The resulting variety of chemical compositions also determines a wide range of physico-chemical properties and performance characteristics of the materials created on the basis of substances of this structural type.

In addition to the possibility of changing the substance's chemical composition over a wide range, it is also possible to stabilize in the crystal structure of such substances some elements in the less common oxidation states, primarily, the manganese and chromium atoms in the oxidation state +5. As a rule, these elements under the conditions of various processes are subjected to disproportionation - a simultaneous increase and decrease of the oxidation state to more stable states: +6 and +4 for manganese and +6 and +3 for chromium.

The search for a crystalline matrix that promotes stabilization of the rare oxidation states of manganese and chromium is relevant due to the fact that such compounds have a persistent green or blue color (or their intermediate shades). Therefore, it is possible to use them as inorganic pigments, which, in addition to their specific shades, feature a sufficiently high thermal stability.

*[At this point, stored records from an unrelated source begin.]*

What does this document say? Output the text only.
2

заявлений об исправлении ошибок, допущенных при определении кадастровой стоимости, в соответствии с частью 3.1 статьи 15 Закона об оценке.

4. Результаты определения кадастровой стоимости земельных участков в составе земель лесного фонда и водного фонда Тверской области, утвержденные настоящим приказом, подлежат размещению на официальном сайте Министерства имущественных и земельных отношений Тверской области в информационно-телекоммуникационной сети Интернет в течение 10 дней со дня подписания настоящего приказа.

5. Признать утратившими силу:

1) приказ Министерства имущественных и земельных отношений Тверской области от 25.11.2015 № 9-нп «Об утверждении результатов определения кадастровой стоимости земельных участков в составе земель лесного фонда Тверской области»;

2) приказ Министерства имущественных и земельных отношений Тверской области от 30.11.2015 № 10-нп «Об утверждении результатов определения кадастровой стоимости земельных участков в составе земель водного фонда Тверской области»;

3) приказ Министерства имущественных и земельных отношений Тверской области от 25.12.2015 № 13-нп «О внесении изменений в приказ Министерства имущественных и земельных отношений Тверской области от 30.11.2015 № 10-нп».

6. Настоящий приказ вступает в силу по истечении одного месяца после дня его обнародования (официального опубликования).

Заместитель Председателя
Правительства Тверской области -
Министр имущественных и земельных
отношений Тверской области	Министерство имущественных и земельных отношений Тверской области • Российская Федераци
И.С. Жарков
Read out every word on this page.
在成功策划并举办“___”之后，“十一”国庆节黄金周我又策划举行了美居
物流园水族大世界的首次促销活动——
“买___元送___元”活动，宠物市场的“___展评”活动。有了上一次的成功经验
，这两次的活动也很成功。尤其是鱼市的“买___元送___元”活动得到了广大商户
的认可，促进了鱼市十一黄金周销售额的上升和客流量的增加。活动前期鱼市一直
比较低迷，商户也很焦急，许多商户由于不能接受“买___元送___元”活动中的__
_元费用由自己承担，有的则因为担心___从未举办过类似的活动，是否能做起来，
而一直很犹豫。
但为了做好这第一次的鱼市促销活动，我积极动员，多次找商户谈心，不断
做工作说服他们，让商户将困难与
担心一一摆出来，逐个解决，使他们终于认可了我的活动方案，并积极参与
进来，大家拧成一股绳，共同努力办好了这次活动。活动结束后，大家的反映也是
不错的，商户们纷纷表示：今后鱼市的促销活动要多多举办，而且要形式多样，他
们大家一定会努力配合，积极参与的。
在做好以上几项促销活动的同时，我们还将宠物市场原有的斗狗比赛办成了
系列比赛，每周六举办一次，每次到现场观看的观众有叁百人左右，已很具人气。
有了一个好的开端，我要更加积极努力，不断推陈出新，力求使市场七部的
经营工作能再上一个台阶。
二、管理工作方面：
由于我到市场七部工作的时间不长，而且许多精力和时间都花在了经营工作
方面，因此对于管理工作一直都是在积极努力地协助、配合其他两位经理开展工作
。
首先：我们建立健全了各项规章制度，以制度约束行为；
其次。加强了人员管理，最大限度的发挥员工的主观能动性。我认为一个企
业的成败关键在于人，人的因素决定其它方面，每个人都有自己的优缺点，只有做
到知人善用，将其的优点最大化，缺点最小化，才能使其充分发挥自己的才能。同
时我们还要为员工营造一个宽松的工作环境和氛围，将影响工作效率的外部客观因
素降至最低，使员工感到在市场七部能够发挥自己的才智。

The studies of inorganic pigments with the apatite structure have been carried out at the Faculty of Chemistry of the Lobachevsky University by the team headed by Prof. A.V. Knyazev and Dr. E.N. Bulanov since 2010. The team's latest achievements include obtaining a high-purity sample of the composition Ba5(MnO4)3Cl and its physico-chemical characterization. According to Evgeny Bulanov, within the framework of this research, the features of the crystal structure and chemical environment were established, allowing the degree of manganese oxidation to be stabilized.

"In addition, the isobaric heat capacity of the substance was measured for the first time. During the experiment, the anomalous behavior of the compound was also found below the temperature of 15K, which can be explained by spin ordering," notes Evgeny Bulanov.